Martin Lawrence, Director of Investments at Wesleyan, the specialist financial services mutual, said: “Today’s decision by the MPC took the base rate to a 13-year high. While time will tell how much this helps to temper soaring inflation, what’s certain is it will have immediate effects on individuals’ finances – for some, compounding the pressures they’re already facing amid the rocketing cost of living.
“One group who might be negatively affected are those with a tracker or standard variable rate mortgage, which can change in line with fluctuations in the Bank of England’s base rate. Following today’s announcement, households already struggling to make ends meet could end up potentially paying hundreds of pounds more in annual repayments.
“On the other hand, interest rate rises can be good news for savers. However, any extra interest will still fall far short of current inflation rates, meaning hard-earned money held in simple savings accounts will continue to be at risk of losing value in ‘real terms’ – gradually buying less and less over time.
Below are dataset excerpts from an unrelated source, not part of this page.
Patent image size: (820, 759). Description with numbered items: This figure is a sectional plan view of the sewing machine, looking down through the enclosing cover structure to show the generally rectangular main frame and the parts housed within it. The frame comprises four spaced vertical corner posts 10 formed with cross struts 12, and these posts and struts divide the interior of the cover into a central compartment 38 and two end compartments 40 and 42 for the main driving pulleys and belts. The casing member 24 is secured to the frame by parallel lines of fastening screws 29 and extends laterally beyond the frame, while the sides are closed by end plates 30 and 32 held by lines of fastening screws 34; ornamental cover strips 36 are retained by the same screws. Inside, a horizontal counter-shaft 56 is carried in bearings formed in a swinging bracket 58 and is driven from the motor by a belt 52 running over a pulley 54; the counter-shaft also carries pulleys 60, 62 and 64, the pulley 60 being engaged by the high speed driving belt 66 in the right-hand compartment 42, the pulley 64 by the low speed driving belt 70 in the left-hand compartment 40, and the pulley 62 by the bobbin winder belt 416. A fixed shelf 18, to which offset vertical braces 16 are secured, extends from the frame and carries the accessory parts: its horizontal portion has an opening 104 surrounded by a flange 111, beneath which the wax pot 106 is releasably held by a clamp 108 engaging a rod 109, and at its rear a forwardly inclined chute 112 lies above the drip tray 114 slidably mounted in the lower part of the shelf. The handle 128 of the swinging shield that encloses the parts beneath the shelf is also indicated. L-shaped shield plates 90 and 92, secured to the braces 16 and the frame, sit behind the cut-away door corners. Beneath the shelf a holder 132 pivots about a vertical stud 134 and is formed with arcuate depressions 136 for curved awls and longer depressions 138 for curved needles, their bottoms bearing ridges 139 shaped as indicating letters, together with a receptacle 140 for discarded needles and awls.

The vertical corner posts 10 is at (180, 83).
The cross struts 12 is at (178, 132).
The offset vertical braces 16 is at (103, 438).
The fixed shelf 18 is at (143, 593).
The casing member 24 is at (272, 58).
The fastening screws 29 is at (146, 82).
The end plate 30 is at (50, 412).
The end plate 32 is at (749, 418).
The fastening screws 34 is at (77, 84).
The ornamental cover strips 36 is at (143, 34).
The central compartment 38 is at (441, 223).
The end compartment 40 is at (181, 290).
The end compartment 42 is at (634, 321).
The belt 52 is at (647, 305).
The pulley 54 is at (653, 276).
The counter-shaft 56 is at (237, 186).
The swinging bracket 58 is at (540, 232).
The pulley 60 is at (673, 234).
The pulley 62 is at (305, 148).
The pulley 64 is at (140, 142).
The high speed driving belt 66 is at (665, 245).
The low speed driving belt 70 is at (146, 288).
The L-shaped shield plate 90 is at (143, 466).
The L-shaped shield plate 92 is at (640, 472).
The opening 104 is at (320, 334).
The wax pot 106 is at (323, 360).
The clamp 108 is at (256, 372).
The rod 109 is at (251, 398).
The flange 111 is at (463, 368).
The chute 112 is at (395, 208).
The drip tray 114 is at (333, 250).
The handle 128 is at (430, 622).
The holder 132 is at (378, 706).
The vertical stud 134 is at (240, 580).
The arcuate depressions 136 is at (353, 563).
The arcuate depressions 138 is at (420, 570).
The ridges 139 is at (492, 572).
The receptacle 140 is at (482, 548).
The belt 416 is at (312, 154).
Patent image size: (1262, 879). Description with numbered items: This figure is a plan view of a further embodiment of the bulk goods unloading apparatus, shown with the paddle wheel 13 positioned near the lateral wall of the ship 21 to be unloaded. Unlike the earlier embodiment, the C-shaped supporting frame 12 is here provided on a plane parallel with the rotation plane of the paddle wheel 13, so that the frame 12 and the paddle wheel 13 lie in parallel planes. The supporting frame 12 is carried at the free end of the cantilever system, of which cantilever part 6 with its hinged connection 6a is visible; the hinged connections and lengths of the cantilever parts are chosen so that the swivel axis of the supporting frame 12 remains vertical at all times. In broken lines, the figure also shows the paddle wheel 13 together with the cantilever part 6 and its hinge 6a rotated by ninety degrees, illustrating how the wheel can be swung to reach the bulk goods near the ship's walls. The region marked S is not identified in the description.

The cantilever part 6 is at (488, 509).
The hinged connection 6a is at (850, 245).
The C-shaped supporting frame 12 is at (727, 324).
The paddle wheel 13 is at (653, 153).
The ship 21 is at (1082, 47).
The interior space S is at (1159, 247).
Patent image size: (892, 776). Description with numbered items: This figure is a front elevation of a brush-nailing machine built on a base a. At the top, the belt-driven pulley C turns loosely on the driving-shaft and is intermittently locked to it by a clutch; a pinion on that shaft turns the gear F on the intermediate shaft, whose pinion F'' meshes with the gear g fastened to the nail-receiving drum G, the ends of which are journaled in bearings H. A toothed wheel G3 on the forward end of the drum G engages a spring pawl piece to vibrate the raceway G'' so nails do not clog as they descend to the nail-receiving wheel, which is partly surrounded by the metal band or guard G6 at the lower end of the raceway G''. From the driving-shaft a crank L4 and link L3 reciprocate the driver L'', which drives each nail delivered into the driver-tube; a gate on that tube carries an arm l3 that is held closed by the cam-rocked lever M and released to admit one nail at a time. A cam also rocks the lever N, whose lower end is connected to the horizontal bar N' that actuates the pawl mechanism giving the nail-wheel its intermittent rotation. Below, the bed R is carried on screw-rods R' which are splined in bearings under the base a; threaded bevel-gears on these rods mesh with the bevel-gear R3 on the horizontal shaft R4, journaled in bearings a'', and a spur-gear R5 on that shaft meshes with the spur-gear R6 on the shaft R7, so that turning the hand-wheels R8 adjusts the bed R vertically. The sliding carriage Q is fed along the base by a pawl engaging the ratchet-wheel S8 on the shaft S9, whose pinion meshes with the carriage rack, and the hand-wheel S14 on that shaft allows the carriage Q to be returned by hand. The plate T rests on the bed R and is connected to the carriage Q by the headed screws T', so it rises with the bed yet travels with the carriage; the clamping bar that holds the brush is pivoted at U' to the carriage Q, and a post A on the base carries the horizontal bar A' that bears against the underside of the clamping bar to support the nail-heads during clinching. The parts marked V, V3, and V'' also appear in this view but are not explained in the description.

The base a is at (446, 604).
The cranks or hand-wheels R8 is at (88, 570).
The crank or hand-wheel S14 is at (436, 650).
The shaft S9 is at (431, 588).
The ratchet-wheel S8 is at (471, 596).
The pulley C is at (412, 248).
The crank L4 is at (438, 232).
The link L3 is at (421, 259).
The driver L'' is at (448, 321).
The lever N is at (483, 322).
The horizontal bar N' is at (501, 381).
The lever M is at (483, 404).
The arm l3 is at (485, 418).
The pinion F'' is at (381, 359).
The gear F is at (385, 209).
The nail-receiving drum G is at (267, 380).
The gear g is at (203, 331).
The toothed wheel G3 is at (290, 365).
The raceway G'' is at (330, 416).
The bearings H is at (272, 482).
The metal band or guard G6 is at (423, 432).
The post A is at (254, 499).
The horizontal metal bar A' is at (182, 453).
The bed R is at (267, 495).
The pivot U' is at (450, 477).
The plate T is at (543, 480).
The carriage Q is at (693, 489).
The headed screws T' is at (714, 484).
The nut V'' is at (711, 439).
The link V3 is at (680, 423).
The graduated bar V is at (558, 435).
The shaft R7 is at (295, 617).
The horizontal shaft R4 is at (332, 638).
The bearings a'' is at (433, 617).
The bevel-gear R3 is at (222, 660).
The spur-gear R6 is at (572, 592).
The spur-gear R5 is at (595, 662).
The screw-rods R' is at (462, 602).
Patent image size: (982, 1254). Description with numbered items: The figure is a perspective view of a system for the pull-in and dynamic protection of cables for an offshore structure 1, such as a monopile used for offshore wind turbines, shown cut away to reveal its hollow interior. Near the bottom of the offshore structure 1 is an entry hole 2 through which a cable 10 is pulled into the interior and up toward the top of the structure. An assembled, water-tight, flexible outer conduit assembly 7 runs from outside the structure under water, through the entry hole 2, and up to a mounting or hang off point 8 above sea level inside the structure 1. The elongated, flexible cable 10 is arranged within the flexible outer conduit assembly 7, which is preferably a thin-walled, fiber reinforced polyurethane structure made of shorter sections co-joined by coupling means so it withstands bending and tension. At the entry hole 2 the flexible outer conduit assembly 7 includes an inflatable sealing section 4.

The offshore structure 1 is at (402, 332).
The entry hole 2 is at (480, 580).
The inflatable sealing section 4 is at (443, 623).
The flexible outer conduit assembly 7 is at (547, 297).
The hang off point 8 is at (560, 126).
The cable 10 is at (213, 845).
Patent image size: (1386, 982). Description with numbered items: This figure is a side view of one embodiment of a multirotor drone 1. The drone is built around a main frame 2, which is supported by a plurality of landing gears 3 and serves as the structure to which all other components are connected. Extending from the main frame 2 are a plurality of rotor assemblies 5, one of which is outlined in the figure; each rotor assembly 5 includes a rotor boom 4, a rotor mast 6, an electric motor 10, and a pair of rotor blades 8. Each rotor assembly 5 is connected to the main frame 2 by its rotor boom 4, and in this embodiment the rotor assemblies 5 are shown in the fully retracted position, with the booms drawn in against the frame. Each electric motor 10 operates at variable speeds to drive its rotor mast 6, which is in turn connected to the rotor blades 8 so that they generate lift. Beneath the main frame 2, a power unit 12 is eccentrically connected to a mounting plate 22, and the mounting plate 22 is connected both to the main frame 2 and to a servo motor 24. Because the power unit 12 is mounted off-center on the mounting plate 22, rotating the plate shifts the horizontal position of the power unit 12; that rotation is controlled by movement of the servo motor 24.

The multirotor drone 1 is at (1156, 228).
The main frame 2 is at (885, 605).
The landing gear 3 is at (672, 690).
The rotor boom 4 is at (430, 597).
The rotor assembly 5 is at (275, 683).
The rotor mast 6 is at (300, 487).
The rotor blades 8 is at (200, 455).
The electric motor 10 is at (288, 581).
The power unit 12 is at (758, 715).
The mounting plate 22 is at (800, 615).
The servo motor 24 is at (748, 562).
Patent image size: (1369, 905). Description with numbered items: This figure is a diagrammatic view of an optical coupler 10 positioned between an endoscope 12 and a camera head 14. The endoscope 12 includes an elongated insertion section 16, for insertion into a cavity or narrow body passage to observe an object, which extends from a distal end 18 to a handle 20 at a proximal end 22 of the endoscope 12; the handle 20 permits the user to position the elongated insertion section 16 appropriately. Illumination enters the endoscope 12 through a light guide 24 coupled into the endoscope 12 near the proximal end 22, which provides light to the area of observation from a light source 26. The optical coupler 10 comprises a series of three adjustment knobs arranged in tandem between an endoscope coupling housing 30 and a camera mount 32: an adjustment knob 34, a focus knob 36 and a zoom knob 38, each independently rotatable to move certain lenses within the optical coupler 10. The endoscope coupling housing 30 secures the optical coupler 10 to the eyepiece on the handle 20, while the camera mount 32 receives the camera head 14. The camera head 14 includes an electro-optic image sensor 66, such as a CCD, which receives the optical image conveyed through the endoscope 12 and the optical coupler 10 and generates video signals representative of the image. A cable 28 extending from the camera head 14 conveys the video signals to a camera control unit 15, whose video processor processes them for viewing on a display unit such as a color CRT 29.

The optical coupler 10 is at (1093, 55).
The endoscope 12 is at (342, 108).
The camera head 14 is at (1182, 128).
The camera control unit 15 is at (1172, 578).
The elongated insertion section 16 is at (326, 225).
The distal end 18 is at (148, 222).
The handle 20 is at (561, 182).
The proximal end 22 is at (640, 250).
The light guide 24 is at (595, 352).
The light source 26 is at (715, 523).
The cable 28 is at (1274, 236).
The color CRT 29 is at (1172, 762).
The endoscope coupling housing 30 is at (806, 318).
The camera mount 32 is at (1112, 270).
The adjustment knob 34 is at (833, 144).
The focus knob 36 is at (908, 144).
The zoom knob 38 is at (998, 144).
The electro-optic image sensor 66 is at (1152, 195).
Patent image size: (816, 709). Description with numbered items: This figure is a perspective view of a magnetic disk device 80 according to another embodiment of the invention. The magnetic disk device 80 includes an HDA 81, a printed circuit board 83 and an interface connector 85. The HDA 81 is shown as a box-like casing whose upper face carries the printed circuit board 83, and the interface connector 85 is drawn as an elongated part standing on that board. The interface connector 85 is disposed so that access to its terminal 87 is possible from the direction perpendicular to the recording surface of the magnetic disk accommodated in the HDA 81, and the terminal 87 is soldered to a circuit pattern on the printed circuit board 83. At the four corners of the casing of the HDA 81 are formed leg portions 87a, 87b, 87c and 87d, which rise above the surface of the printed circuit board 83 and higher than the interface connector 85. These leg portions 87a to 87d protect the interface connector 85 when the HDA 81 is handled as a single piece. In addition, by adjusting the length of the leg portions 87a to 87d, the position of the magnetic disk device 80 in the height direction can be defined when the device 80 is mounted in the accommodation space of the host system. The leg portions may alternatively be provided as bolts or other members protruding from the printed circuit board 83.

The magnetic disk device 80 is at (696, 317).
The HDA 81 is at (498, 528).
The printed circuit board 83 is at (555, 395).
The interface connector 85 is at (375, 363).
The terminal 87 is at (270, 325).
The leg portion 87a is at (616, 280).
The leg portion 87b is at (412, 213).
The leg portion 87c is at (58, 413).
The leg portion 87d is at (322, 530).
“For those who have savings – and particularly for the fifth (21%) of UK savers who have nearly all of their savings in a standard bank account – it is ever-more important to think about what they can do to help protect their money from inflation’s effects, including options like investing.”
Marc Reale, Wealth Manager at Wilton comments:
“Rising interest rates have become a rare certainty in a sea of uncertainty. 2022 is shaping up to be a battle of nerves that will put many people’s financial judgement to the test. Do you lock down the cost of borrowing and utilities now, at prices which would have seemed expensive until recently, or bide your time in the hope that events will turn and run the risk of falling foul of future rate hikes?
“Economic optimism is far harder to come by than most people hoped for, even with the pandemic subsiding. Many households and business owners are in new and unchartered territory when it comes to managing their finances. But it’s important to look past the gloom and remember that borrowing costs remain low by any sensible definition of ‘historic standards’.
“The flipside of today’s rise is that investors will be seeking higher returns than they’ve been willing to settle for while interest rates flirted with zero. The landscape for investment and borrowing decisions is changing rapidly and financial planning can’t afford to be seen as a once-a-year exercise in the current climate.”